Epicure: Mapping the Culinary and Chemical Geometry of Food

Epicure is a suite of ingredient embedding models trained on a massive multilingual dataset of over 4 million recipes. By combining recipe co-occurrence data with chemical compound information from FlavorDB, the researchers created three distinct models that map food relationships. These models allow for a nuanced analysis of ingredients based on either their practical culinary context or their underlying molecular chemistry.

Key Points

Development of a multilingual recipe corpus containing 4.14 million recipes across seven languages.
Implementation of an LLM-augmented pipeline to normalize diverse ingredient strings into 1,790 canonical entries.
Creation of three distinct embedding models (Cooc, Chem, Core) using Metapath2Vec to explore the spectrum between culinary usage and chemical composition.
Integration of FlavorDB chemical compound data with recipe-based co-occurrence graphs to provide a multi-modal understanding of ingredients.

Sentiment

The overall sentiment is mixed and slightly skeptical.
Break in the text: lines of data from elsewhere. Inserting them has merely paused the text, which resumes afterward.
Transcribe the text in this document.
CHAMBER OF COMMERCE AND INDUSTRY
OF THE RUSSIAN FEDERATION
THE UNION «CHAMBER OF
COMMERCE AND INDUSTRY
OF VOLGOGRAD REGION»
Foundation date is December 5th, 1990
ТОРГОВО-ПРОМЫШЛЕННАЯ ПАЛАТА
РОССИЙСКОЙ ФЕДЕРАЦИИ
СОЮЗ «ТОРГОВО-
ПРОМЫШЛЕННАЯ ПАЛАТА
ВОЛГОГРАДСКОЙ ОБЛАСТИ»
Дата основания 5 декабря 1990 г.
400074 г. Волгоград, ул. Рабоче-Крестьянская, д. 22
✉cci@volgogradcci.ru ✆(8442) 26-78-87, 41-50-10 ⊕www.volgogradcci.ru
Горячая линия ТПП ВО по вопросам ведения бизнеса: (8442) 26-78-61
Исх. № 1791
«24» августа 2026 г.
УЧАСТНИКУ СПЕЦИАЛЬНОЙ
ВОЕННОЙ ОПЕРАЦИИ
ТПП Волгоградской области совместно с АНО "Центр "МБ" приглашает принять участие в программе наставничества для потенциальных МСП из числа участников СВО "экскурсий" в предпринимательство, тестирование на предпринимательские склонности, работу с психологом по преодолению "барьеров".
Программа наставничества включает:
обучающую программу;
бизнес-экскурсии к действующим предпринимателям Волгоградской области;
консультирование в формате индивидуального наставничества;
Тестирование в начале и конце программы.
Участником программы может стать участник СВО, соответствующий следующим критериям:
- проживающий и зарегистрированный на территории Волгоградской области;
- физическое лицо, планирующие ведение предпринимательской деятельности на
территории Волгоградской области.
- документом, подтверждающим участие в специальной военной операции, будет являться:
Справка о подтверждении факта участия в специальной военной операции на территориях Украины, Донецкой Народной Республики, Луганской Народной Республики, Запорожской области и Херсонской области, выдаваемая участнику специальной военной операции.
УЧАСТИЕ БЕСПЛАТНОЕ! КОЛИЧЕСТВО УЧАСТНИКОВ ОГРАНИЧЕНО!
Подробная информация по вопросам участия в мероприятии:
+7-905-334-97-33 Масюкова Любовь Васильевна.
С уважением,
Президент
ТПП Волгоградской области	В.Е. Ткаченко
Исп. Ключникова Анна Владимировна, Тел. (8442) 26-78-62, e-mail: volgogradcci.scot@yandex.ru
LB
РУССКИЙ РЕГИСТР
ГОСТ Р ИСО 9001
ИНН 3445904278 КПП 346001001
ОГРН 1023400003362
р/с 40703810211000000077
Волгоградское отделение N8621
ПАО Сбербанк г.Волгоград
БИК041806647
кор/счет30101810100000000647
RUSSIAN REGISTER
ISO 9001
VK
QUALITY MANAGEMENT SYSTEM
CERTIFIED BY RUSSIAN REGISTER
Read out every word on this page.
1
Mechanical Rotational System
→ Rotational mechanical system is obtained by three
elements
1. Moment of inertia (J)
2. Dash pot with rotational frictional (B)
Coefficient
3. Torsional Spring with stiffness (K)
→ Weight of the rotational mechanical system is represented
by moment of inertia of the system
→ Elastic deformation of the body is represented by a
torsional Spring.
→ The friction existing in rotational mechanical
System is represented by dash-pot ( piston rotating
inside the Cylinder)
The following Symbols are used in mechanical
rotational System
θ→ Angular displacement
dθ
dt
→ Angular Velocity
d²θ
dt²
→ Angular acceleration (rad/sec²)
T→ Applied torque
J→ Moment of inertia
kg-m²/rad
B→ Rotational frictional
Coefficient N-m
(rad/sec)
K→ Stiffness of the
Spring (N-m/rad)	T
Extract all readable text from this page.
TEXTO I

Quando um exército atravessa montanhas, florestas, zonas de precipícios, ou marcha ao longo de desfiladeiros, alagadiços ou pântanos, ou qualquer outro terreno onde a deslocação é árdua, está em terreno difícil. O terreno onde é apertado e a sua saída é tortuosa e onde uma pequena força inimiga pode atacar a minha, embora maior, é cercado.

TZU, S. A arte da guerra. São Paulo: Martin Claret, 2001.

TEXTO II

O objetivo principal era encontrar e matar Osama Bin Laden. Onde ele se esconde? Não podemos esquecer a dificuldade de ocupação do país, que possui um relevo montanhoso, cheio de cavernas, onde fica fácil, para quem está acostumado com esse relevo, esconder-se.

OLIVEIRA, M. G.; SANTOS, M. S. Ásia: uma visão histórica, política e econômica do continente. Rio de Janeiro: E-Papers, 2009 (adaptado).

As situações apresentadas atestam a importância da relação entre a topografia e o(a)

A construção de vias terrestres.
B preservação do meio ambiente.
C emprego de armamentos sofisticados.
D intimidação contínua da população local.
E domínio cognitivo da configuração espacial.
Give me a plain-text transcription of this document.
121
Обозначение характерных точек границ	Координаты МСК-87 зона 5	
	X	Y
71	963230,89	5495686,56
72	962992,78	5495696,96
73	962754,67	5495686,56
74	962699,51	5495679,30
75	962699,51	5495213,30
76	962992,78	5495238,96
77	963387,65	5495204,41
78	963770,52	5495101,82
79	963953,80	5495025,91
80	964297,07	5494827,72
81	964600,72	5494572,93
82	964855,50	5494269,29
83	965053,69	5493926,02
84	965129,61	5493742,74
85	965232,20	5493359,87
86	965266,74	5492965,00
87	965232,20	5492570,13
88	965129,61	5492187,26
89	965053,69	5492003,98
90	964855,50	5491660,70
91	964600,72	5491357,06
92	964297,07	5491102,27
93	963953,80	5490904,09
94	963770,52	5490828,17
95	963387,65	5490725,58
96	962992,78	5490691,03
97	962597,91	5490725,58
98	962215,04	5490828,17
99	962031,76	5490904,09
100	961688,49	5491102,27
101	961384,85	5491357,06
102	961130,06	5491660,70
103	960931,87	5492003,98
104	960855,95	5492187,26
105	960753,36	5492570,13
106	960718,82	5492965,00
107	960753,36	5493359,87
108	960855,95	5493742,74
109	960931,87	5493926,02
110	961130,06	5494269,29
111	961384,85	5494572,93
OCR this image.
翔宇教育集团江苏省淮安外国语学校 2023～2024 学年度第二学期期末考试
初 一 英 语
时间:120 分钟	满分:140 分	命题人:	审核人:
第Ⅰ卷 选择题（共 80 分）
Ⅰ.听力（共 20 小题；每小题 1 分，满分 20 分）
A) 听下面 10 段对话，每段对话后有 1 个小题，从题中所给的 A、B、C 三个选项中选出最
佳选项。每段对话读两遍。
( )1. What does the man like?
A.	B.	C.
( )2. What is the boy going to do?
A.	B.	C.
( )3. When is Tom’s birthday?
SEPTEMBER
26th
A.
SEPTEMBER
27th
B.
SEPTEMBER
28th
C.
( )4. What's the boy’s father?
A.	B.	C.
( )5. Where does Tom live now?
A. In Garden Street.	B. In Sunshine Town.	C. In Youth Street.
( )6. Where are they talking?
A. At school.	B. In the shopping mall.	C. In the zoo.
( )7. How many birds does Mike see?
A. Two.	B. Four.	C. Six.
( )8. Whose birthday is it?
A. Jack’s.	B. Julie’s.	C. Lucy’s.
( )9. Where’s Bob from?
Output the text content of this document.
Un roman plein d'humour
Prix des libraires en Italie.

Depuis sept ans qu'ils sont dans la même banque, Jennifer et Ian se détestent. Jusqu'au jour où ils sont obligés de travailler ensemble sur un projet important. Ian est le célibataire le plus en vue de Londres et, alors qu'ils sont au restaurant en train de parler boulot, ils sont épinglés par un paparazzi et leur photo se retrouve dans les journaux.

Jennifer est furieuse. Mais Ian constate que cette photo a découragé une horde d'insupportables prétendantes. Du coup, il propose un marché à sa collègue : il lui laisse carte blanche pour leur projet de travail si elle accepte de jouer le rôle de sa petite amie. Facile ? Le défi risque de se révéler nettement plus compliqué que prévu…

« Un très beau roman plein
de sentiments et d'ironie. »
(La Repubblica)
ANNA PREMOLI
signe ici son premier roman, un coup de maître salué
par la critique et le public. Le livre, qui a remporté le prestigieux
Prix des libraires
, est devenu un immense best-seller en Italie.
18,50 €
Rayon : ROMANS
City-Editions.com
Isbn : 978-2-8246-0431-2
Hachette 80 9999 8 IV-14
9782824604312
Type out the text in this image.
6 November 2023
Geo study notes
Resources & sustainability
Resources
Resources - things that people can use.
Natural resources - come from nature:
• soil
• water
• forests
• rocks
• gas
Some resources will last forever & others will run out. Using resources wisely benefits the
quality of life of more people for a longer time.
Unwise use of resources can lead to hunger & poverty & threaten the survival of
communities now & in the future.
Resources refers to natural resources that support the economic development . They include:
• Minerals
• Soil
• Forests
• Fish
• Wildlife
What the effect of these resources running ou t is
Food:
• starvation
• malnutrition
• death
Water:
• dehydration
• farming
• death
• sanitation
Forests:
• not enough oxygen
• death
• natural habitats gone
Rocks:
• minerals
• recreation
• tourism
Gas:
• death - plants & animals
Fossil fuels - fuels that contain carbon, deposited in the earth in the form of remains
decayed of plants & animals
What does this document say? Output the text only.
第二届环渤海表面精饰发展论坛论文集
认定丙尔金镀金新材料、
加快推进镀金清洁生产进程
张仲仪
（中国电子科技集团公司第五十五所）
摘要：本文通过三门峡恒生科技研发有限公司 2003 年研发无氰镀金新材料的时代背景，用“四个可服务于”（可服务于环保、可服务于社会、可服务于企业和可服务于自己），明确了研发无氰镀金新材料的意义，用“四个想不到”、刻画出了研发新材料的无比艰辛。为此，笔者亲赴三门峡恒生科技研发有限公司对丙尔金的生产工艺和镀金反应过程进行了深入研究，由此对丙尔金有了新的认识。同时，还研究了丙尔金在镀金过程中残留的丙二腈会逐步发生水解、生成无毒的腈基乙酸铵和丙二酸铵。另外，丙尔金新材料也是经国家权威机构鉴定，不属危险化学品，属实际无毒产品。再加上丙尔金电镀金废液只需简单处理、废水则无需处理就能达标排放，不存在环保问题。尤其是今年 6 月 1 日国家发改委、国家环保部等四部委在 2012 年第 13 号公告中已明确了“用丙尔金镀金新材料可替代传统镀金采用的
HN is interested in the computational gastronomy idea and sees practical value in ingredient embeddings, but the community broadly disagrees with the grand framing and repeatedly narrows the claim to a useful ingredient map rather than a representation of cooking itself.

In Agreement

Ingredient embeddings can be a useful resource for flavor pairing, substitutions, and exploratory culinary maps.
The normalization pipeline and multilingual ingredient mapping are valuable for people building recipe, food, and cooking tools.
Cross-cultural co-occurrence patterns and chemical-flavor relationships can reveal why familiar pairings work and suggest unexpected combinations.
Specialized food models and interfaces could make recipe search, pantry-aware ideation, and recipe visualization better than generic recipe pages.
LLMs and related tools can help in the kitchen when users provide clear constraints, pantry context, cuisine expectations, and technique requirements.
Compact recipe schematics, dependency graphs, and visual maps are promising ways to make cooking processes easier to scan and coordinate.

Opposed

The headline and framing are misleading because the work maps ingredients, not the full practice of cooking.
Preparation methods, ratios, timing, heat control, sequence, smell, texture, nutrition, culture, and experience are central to cooking and are not represented by ingredient co-occurrence alone.
The corpus appears uneven across languages and cuisines, making broad claims about human cooking feel unjustified.
Canonical ingredient labels can erase important distinctions among varieties, local names, and taxonomic differences that matter to actual cooking.
LLM-generated recipes inherit noisy source data and cannot taste, so they still require human judgment and repeated cooking to become reliable.
Automating cooking or treating cuisine as a compact abstraction risks flattening the human, cultural, and expressive parts of food.
The project needs stronger empirical validation, such as having generated recipes judged independently rather than relying on attractive embeddings or demos.